I have a scary story to share.

Imagine you’re an accountant for your company and you receive an email from your CEO requesting a funds transfer for a time-sensitive acquisition. He says a lawyer will be in touch to provide more details. You get the lawyer’s email, complete with an authorization letter that includes your CEO’s signature and company seal, so you go ahead and make the over $700,000 transfer. The next day you mention the transfer to your CEO, confirming you’d completed it in the timely manner he requested, only to be met with a blank look. He never sent you an email and he never requested a wire transfer.

Horrified yet? As scary as it is, that scenario actually happened to someone last year and is just one example of a growing threat the FBI has dubbed “Business Email Compromise (BEC)”. Between October 2013 and May 2016, 22,143 cases of BEC have been reported to the FBI, in which cyber criminals requested over $3 billion in fraudulent transfers. The FBI’s last tally from February had the total amount requested at just over $2 billion – that’s an additional BILLION dollars that thieves have tried to scam out of companies in the span of just four months.

Request from CEO


These are not the emails scams of yesteryear that were easy to spot. No, these are extremely sophisticated, organized attacks, involving intimate knowledge of the target company and its usual operations so as not to raise suspicion. In some cases, criminals have used malware to access corporate email systems so they can leverage existing billing and invoice requests.

“They have excellent tradecraft and they do their homework. They use language specific to the company they are targeting, along with dollar amounts that lend legitimacy to the fraud. The days of these emails having horrible grammar and being easily identified are largely behind us.” (source)

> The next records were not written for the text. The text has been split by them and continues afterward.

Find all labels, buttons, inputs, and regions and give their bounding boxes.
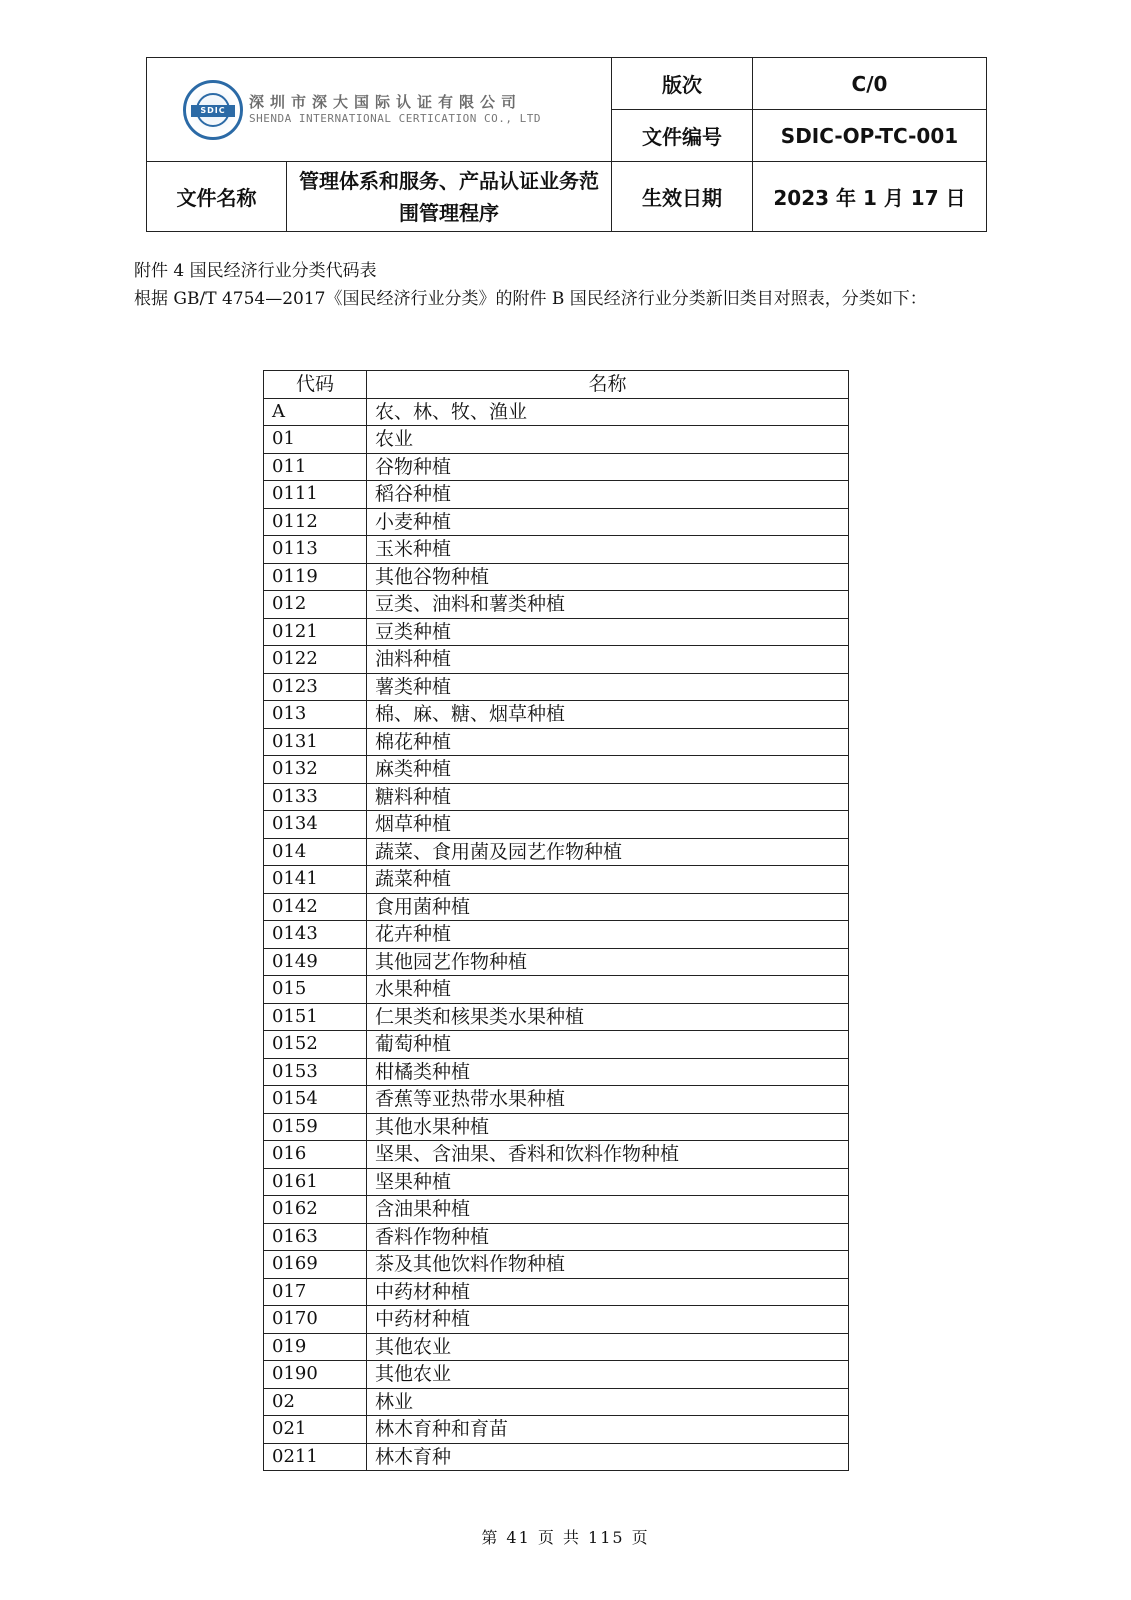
code-cell: 0122 <box>264 646 367 674</box>
name-cell: 含油果种植 <box>367 1196 849 1224</box>
name-cell: 坚果种植 <box>367 1168 849 1196</box>
table-row <box>264 673 849 701</box>
table-row <box>264 1141 849 1169</box>
code-cell: 0190 <box>264 1361 367 1389</box>
name-cell: 香料作物种植 <box>367 1223 849 1251</box>
name-cell: 坚果、含油果、香料和饮料作物种植 <box>367 1141 849 1169</box>
column-header-name: 名称 <box>367 371 849 399</box>
docname-value: 管理体系和服务、产品认证业务范围管理程序 <box>287 162 612 232</box>
table-row <box>264 1416 849 1444</box>
name-cell: 其他园艺作物种植 <box>367 948 849 976</box>
code-cell: 0154 <box>264 1086 367 1114</box>
table-row <box>264 866 849 894</box>
name-cell: 麻类种植 <box>367 756 849 784</box>
code-cell: 02 <box>264 1388 367 1416</box>
table-row <box>264 1086 849 1114</box>
name-cell: 蔬菜、食用菌及园艺作物种植 <box>367 838 849 866</box>
code-cell: 0153 <box>264 1058 367 1086</box>
name-cell: 豆类、油料和薯类种植 <box>367 591 849 619</box>
code-cell: 0133 <box>264 783 367 811</box>
code-cell: 0159 <box>264 1113 367 1141</box>
code-cell: 0134 <box>264 811 367 839</box>
code-cell: 0141 <box>264 866 367 894</box>
name-cell: 棉花种植 <box>367 728 849 756</box>
docno-value: SDIC-OP-TC-001 <box>753 110 987 162</box>
name-cell: 林业 <box>367 1388 849 1416</box>
name-cell: 其他水果种植 <box>367 1113 849 1141</box>
docno-label: 文件编号 <box>612 110 753 162</box>
table-row <box>264 453 849 481</box>
name-cell: 中药材种植 <box>367 1306 849 1334</box>
code-cell: 0169 <box>264 1251 367 1279</box>
code-cell: 0142 <box>264 893 367 921</box>
code-cell: 0211 <box>264 1443 367 1471</box>
table-row <box>264 1278 849 1306</box>
name-cell: 香蕉等亚热带水果种植 <box>367 1086 849 1114</box>
name-cell: 林木育种 <box>367 1443 849 1471</box>
name-cell: 其他农业 <box>367 1333 849 1361</box>
name-cell: 农业 <box>367 426 849 454</box>
table-row <box>264 976 849 1004</box>
table-row <box>264 701 849 729</box>
code-cell: 0163 <box>264 1223 367 1251</box>
table-row <box>264 398 849 426</box>
table-row <box>264 1168 849 1196</box>
table-row <box>264 756 849 784</box>
column-header-code: 代码 <box>264 371 367 399</box>
table-row <box>264 1251 849 1279</box>
name-cell: 花卉种植 <box>367 921 849 949</box>
name-cell: 农、林、牧、渔业 <box>367 398 849 426</box>
name-cell: 小麦种植 <box>367 508 849 536</box>
table-row <box>264 1196 849 1224</box>
name-cell: 玉米种植 <box>367 536 849 564</box>
name-cell: 蔬菜种植 <box>367 866 849 894</box>
table-row <box>264 1113 849 1141</box>
table-row <box>264 1058 849 1086</box>
page-number: 第 41 页 共 115 页 <box>481 1528 650 1547</box>
logo-label: SDIC <box>191 105 235 117</box>
table-row <box>264 481 849 509</box>
name-cell: 糖料种植 <box>367 783 849 811</box>
code-cell: 0119 <box>264 563 367 591</box>
table-row <box>264 893 849 921</box>
table-row <box>264 921 849 949</box>
table-row <box>264 728 849 756</box>
name-cell: 水果种植 <box>367 976 849 1004</box>
code-cell: 0161 <box>264 1168 367 1196</box>
name-cell: 棉、麻、糖、烟草种植 <box>367 701 849 729</box>
name-cell: 薯类种植 <box>367 673 849 701</box>
name-cell: 油料种植 <box>367 646 849 674</box>
date-value: 2023 年 1 月 17 日 <box>753 162 987 232</box>
code-cell: 0162 <box>264 1196 367 1224</box>
code-cell: 0111 <box>264 481 367 509</box>
code-cell: 014 <box>264 838 367 866</box>
code-cell: 0151 <box>264 1003 367 1031</box>
table-row <box>264 646 849 674</box>
name-cell: 茶及其他饮料作物种植 <box>367 1251 849 1279</box>
table-row <box>264 426 849 454</box>
table-row <box>264 1306 849 1334</box>
table-row <box>264 1003 849 1031</box>
company-name-cn: 深圳市深大国际认证有限公司 <box>249 92 523 111</box>
table-row <box>264 563 849 591</box>
attachment-title: 附件 4 国民经济行业分类代码表 <box>134 261 377 281</box>
name-cell: 食用菌种植 <box>367 893 849 921</box>
table-row <box>264 1388 849 1416</box>
company-name-en: SHENDA INTERNATIONAL CERTICATION CO., LTD <box>249 112 542 126</box>
code-cell: 012 <box>264 591 367 619</box>
code-cell: 0143 <box>264 921 367 949</box>
code-cell: 0132 <box>264 756 367 784</box>
code-cell: 016 <box>264 1141 367 1169</box>
document-header <box>146 57 987 232</box>
name-cell: 烟草种植 <box>367 811 849 839</box>
code-cell: 0170 <box>264 1306 367 1334</box>
code-cell: 013 <box>264 701 367 729</box>
name-cell: 仁果类和核果类水果种植 <box>367 1003 849 1031</box>
code-cell: 0149 <box>264 948 367 976</box>
version-label: 版次 <box>612 58 753 110</box>
code-cell: 0152 <box>264 1031 367 1059</box>
docname-label: 文件名称 <box>147 162 287 232</box>
table-row <box>264 1361 849 1389</box>
name-cell: 其他农业 <box>367 1361 849 1389</box>
code-cell: 021 <box>264 1416 367 1444</box>
table-row <box>264 618 849 646</box>
name-cell: 谷物种植 <box>367 453 849 481</box>
version-value: C/0 <box>753 58 987 110</box>
name-cell: 豆类种植 <box>367 618 849 646</box>
table-row <box>264 811 849 839</box>
code-cell: 01 <box>264 426 367 454</box>
code-cell: 019 <box>264 1333 367 1361</box>
name-cell: 柑橘类种植 <box>367 1058 849 1086</box>
table-row <box>264 536 849 564</box>
table-row <box>264 838 849 866</box>
code-cell: A <box>264 398 367 426</box>
table-row <box>264 948 849 976</box>
table-row <box>264 783 849 811</box>
name-cell: 稻谷种植 <box>367 481 849 509</box>
table-row <box>264 1443 849 1471</box>
name-cell: 林木育种和育苗 <box>367 1416 849 1444</box>
name-cell: 其他谷物种植 <box>367 563 849 591</box>
date-label: 生效日期 <box>612 162 753 232</box>
code-cell: 017 <box>264 1278 367 1306</box>
code-cell: 0123 <box>264 673 367 701</box>
name-cell: 葡萄种植 <box>367 1031 849 1059</box>
industry-code-table <box>263 370 849 1471</box>
code-cell: 0121 <box>264 618 367 646</box>
table-row <box>264 591 849 619</box>
table-row <box>264 1333 849 1361</box>
code-cell: 015 <box>264 976 367 1004</box>
name-cell: 中药材种植 <box>367 1278 849 1306</box>
table-row <box>264 1031 849 1059</box>
intro-paragraph: 根据 GB/T 4754—2017《国民经济行业分类》的附件 B 国民经济行业分类新旧类目对照表，分类如下： <box>134 289 927 309</box>
company-logo-cell <box>147 58 612 162</box>
code-cell: 0131 <box>264 728 367 756</box>
code-cell: 0113 <box>264 536 367 564</box>
table-row <box>264 1223 849 1251</box>
table-row <box>264 508 849 536</box>
code-cell: 0112 <box>264 508 367 536</box>
globe-logo-icon <box>183 80 243 140</box>
code-cell: 011 <box>264 453 367 481</box>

Is Digitally Signing All Intra-Office Emails the Answer?

It’s ridiculously easy to spoof email addresses (if the sender is not on a Lightspeed managed server) and cyber criminals are only getting more sophisticated with their use of social engineering and malware to stage attacks. So what can companies do to help protect themselves from BEC attacks? One option is to at least standardize on digitally signing all  emails that financial instructions (purchase orders, invoices etc). Even better if you simply sign all emails – it won’t hurt anyone that can’t verify the signature (unlike encrypted emails, which can’t be opened on some clients).

Email digital signatures, or all digital signatures for that matter, are applied using a Personal Email Certificate (PEC). We issue globally recognized PEC available for a greatly reduced annual fee to customers whose email we manage (we can do identity verification easily).

When recipients open a digitally signed email, they see a little red ribbon indicating that it’s been signed, along with the name of the signer. Since the signature was applied using the sender’s certificate, which was only issued after a strict identity verification process, the recipient can be confident that the email actually came from the sender and is not part of a scam.

signed email

Example digitally signed email in Outlook.

signed email in outlook

Inspection of certificate used to digitally sign an email.

Applying signatures is easy and can be automated

Digital signatures are compatible with most enterprise email clients and applying one is generally as simple as clicking a button. Also, most clients can be configured to automatically sign all outgoing mail, so it’s relatively easy to standardize company-wide.

Is digitally signing emails going to put a complete stop to the threat of BEC? Realistically, probably not, especially since these cyber criminals are always coming up with new ways to trick victims. However, I do think it’s an easy way to get employees to take a second and think about where the email they receive actually came from. Ultimately the best defense against these types of attacks is probably employee education and training – making them aware that these types of attacks exist and what to look for. The FBI also has some helpful suggestions:

  • Be wary of email-only wire transfer requests and requests involving urgency
  • Pick up the phone and verify legitimate business partners
  • Be cautious of mimicked email addresses
  • Practice multi-level authentication.